The method was implemented using the Python language with the help of the scikit-learn library [8]. The baseline trees were constructed by applying the BaggingRegressor method. At the second level, we used GradientBoostingRegressor (which is referred to hereafter as boosting) or RandomForestRegressor (forest) or the results of the baseline methods were averaged (average). GradientBoostingRegressor was also used as a reference technique for estimating the efficiency of the proposed method.

The developed method was used to predict the parameters of the crystal lattice of the complex inorganic compound \(A_{2}^{{2 + }}{{B}^{{ + 3}}}{{C}^{{ + 5}}}{{O}_{6}}\) and the melting points of the halides \({{A}_{3}}BHa{{l}_{6}}\) and \(ABHa{{l}_{3}}\). For various space symmetry groups, we present results for some of the parameters admitting sufficiently reliable forecast, namely: the parameters a, \(b\), and \(c\) for monoclinic space groups (\(I2{\text{/}}m\) and \(P{{2}_{1}}{\text{/}}n\)); the parameter \(c\) for tetragonal (\(I4{\text{/}}m\)) and hexagonal (\(R3( - )\)) groups; and the parameter a for the cubic group \(Fm3( - )m\). The accuracy was evaluated using the standard characteristic r2, or the determination coefficient, which was computed by applying cross validation. Since algorithms in the bagging procedure are generated to a large degree at random, the solution results for the same problem change from experiment to experiment. Accordingly, for each problem, Table 1 presents the value of r 2 averaged over 10 experiments.

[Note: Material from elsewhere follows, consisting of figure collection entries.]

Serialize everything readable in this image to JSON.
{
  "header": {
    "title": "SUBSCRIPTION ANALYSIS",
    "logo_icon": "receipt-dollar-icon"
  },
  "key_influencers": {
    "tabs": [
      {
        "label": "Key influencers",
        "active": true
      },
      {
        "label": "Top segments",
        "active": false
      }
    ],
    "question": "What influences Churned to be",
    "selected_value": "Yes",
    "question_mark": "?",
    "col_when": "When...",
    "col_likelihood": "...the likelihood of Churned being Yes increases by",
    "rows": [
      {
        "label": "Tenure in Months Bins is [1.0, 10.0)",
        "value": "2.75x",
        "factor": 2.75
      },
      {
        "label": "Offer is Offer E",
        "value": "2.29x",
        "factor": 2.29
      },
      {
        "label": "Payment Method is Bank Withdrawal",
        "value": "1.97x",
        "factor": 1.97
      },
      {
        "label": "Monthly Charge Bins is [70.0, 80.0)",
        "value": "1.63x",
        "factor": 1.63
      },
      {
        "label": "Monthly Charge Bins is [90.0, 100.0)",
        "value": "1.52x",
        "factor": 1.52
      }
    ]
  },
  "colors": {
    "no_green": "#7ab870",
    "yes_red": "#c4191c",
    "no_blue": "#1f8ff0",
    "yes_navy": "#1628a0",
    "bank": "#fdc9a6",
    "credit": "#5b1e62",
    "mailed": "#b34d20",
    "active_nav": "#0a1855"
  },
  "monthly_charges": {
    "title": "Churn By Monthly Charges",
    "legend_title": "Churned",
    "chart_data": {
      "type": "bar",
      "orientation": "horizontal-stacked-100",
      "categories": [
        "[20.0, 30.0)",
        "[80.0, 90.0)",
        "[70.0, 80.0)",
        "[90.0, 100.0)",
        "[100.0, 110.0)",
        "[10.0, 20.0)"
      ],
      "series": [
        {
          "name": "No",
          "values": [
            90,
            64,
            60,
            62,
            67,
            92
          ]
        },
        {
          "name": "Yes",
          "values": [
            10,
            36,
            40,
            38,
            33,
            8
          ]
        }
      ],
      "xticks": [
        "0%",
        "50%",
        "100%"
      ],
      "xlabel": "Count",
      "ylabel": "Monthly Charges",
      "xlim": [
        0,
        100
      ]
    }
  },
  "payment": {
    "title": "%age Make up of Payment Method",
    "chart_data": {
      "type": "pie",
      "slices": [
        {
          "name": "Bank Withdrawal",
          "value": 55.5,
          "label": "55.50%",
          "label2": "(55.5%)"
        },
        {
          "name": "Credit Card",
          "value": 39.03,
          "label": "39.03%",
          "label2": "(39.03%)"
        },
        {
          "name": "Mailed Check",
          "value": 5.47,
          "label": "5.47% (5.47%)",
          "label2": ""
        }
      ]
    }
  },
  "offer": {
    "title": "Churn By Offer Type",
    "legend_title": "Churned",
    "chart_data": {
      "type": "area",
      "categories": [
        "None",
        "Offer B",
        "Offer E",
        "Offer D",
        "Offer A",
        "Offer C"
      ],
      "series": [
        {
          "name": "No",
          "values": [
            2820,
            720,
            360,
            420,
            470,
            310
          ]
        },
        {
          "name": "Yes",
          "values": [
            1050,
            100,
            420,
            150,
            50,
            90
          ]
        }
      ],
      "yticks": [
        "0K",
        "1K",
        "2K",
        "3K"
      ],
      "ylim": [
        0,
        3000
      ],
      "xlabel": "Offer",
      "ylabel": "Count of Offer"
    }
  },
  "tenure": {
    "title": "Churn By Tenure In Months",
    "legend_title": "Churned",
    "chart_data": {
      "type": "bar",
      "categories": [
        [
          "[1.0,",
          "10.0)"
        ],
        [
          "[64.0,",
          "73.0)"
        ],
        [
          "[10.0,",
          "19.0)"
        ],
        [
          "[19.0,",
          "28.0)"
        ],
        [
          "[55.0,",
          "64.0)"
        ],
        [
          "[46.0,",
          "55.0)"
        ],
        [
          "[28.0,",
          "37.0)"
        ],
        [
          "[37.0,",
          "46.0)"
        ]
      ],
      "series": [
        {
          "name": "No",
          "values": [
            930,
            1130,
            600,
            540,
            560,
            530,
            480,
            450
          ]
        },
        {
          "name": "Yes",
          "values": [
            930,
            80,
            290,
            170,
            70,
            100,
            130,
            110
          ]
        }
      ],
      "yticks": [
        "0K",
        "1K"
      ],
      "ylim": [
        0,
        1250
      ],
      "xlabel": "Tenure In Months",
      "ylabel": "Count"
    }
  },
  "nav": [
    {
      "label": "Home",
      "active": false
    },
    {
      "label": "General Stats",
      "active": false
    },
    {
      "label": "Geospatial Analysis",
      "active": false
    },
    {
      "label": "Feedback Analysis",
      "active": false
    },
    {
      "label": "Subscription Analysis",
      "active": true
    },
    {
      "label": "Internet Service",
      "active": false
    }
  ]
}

Table 1. Experimental results

CONCLUSIONS

The results given in Table 1 show that, in most cases, the proposed two-level method yields better results than the standard gradient boosting algorithm, which prompts further research in this direction. We intend to explore the possibility of choosing an optimal gradient descent step size (in terms of certain criteria) in correcting bagging-generated algorithms.